To evaluate these methods, we chose a recent earnings presentation from Datadog as a realistic slide deck with a mixture of visual and qualitative elements. We create a small public LangChain benchmark for this slide deck with 10 questions: you can see documentation for evaluating on this benchmark here and here.

As a sanity check, we can see that it is possible to retrieve slides based upon a natural language description of the slide content (below, see code here).

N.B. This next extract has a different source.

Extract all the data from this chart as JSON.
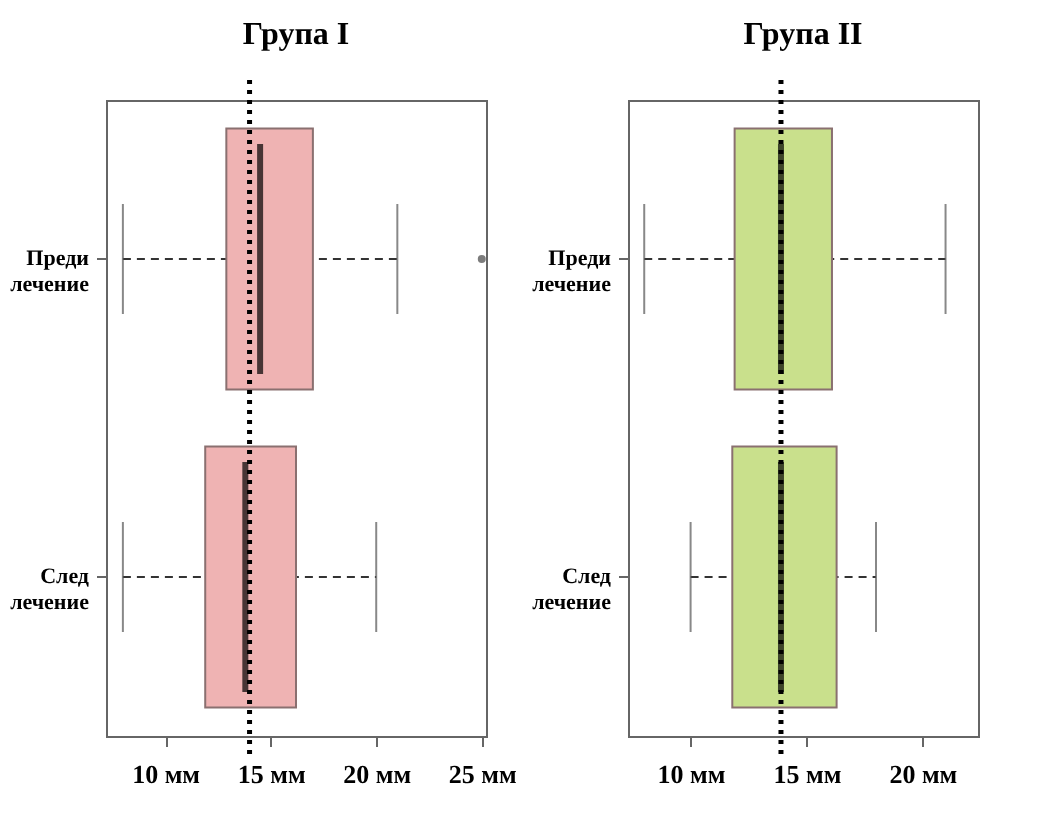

Retrieval of slides based upon natural language with multi-modal embeddings

The question-answer pairs in our benchmark are based on the visual content of the slides. We evaluated the above two RAG methods with LangSmith and compare against RAG using text extraction (Top K RAG (text only)).

Approach

Score (CoT accuracy)

Top k RAG (text only)

20%

Multi-modal embeddings

60%

Multi-vector retriever w/ image summary

90%

LangSmith offers a comparison view where we can review the results of each experiment side-by-side. Here is a public page where the evaluation runs can be compared in detail. The image below shows the run comparison view.

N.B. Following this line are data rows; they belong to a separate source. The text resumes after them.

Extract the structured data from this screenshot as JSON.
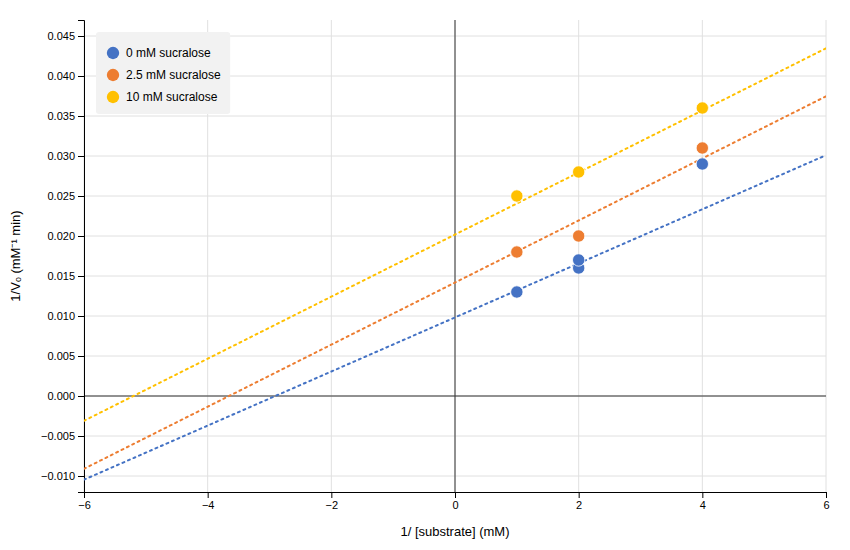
{
  "chart_data": {
    "type": "scatter",
    "xlabel": "1/ [substrate] (mM)",
    "ylabel": "1/Vₒ (mM⁻¹ min)",
    "series": [
      {
        "name": "0 mM sucralose",
        "color": "#4472C4",
        "marker": "circle",
        "line_style": "dotted",
        "x": [
          1,
          2,
          2,
          4
        ],
        "values": [
          0.013,
          0.016,
          0.017,
          0.029
        ],
        "trend_x": [
          -6,
          6
        ],
        "trend_values": [
          -0.01046,
          0.0301
        ]
      },
      {
        "name": "2.5 mM sucralose",
        "color": "#ED7D31",
        "marker": "circle",
        "line_style": "dotted",
        "x": [
          1,
          2,
          4
        ],
        "values": [
          0.018,
          0.02,
          0.031
        ],
        "trend_x": [
          -6,
          6
        ],
        "trend_values": [
          -0.0091,
          0.03746
        ]
      },
      {
        "name": "10 mM sucralose",
        "color": "#FFC000",
        "marker": "circle",
        "line_style": "dotted",
        "x": [
          1,
          2,
          4
        ],
        "values": [
          0.025,
          0.028,
          0.036
        ],
        "trend_x": [
          -6,
          6
        ],
        "trend_values": [
          -0.0031,
          0.04346
        ]
      }
    ],
    "xlim": [
      -6,
      6
    ],
    "ylim": [
      -0.012,
      0.047
    ],
    "xticks": [
      {
        "value": -6,
        "label": "−6"
      },
      {
        "value": -4,
        "label": "−4"
      },
      {
        "value": -2,
        "label": "−2"
      },
      0,
      2,
      4,
      6
    ],
    "yticks": [
      {
        "value": -0.01,
        "label": "−0.010"
      },
      {
        "value": -0.005,
        "label": "−0.005"
      },
      {
        "value": 0,
        "label": "0.000"
      },
      0.005,
      {
        "value": 0.01,
        "label": "0.010"
      },
      0.015,
      {
        "value": 0.02,
        "label": "0.020"
      },
      0.025,
      {
        "value": 0.03,
        "label": "0.030"
      },
      0.035,
      {
        "value": 0.04,
        "label": "0.040"
      },
      0.045
    ],
    "grid": true,
    "legend": "top-left"
  }
}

LangSmith comparison view for the 3 experiments

Using the above comparative analysis, we can compare the retrieved content for each question. These slides provide a deep dive of every question - answer pair in the evaluation set along with the associated LangSmith traces.

Insights

  1. Multi-modal approaches far exceed the performance of text-only RAG. We saw notable improvement with multi-modal approaches (60% and 90%) over the RAG that loads only the text (20%), an expected result given the importance of retaining visual context for reasoning about the slide content.
  2. GPT-4V is powerful for structured data extraction from images. For example, see this trace. The question asks for the count of customers, which can only be retrieved from a slide that contains a broad mix of visual content. GPT-4V is able to correctly extract this information from the slide
Extraction from visual tables
  1. Retrieval of the correct image is the central challenge. As noted in the slides and mentioned above, if the correct image was retrieved then GPT-4V was typically able to answer the question correctly. However, image retrieval was the central challenge. We found that image summarization does improve retrieval significantly over multi-modal embeddings but comes with higher complexity and cost to pre-compute the summaries. The central need is for multi-modal embeddings that can differentiate between visually similar slides. OpenCLIP has a wide variety of different models that are worth experimenting with; they can be easily configured as shown here.

Deployment

To ease testing of multi-modal RAG application for this use-case, we are releasing a template that uses both Chroma and OpenCLIP multi-modal embeddings. This makes it extremely easy to get started: simply upload a presentation and follow the README (just two command to build the vectorstore and run the playground). Below we can see the interactive chat playground (left) on the Datadog earnings presentation with the LangSmith trace (right) showing retrieval of the right slide.

Conclusion

Multi-modal LLMs have potential to unlock the visual content in slide decks for RAG applications. We build a public benchmark evaluation set of question-answer pairs on an investor presentation slide deck for Datadog (here). We tested multi-modal RAG using two approaches on this benchmark. We found that both exceed the performance of text-only RAG. We identified trade-offs between approaches for multi-modal RAG: text summarization of each slide can improve retrieval but comes at the cost of pre-generating summaries of each slide. Multi-model are likely to have a higher performance ceiling, but current options are somewhat limited and, in our test, under-perform text summarization. To aid in the testing and deployment of multi-modal RAG apps, we also are releasing a template.